In the interests of meeting the needs of all customers and instrumentation types, accredited laboratories can offer both levels of service to meet specific requirements. Nevertheless, the requirement for calibration certification from an accredited or non-accredited source will largely be determined by individual requirements, depending on the level of assurance the equipment’s output reflects on the processes and products of the user/company. 

Choosing a service

Those companies that provide an accredited service themselves such as product testing and standards compliance, or are involved in an application that requires greater confidence in the reliability of instrumentation such as electromedical equipment, are more likely to require calibration in ISO17025 accredited laboratories. 

Quality assessors may consider that a non-accredited calibration is inadequate, but the broader decision is essentially one of risk management; how important is it that your goods and services are based on measurements taken with fully assessed and correctly calibrated equipment? Can you afford the risk to your market reputation caused by unreliable results?

Careful consideration is essential in choosing the right calibration service for your equipment needs. Not only to ensure value for money but, more importantly, to ensure the technical integrity and continued fitness for purpose of your instrumentation. Calibrationhouse, which is accredited to both ISO9001 and ISO17025‚ has a track record of working with leading test instrumentation brands Fluke, Seaward, Megger, Keysight, Agilent, and specialist electromedical equipment suppliers such as Rigel, Fluke Biomedical, B.C Group, Pronk Technologies and others.

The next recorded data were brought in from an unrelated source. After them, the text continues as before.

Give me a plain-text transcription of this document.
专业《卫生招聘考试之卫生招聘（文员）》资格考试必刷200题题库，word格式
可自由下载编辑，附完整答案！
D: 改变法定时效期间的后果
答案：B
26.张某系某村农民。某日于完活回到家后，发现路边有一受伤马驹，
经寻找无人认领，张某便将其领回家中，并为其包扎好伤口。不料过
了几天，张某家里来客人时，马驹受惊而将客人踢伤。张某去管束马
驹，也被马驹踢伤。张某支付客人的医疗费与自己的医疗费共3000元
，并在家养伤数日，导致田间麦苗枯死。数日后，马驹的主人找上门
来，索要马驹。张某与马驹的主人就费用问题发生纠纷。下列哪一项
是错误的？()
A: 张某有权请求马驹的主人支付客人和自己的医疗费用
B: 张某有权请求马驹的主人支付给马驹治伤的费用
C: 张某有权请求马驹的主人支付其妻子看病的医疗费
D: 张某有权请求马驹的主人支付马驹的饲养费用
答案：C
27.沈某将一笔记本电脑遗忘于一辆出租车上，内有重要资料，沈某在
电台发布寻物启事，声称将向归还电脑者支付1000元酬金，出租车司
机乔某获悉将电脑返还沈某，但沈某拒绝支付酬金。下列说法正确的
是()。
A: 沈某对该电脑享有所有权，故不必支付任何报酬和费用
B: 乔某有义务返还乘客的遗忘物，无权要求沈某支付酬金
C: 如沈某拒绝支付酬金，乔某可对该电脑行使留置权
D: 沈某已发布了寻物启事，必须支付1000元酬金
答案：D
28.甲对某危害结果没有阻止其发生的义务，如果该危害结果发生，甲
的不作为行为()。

The importance of accurate calibration of all instruments cannot be underestimated in ensuring that equipment continues to provide an acceptably reassuring service. Any lack of control or knowledge within the calibration arena not only has a consequent adverse effect on the quality of service provided, but could ultimately lead to a failure to meet regulatory requirements including health and safety regulations. Ultimately, planned and effective calibration ensures long term accuracy, standardisation and repeatability in measurements, providing reliable benchmarks and results, and delivering successful test programmes today and long into the future.

The company has invested in a wide range of calibration equipment, facilities and an on-site calibration team to offer a broad range of services. Customers already recognise the quality and expertise provided, adding even more value to current operations through authoritative, trustworthy and rapid services that ensure their own compliance programmes aren’t compromised.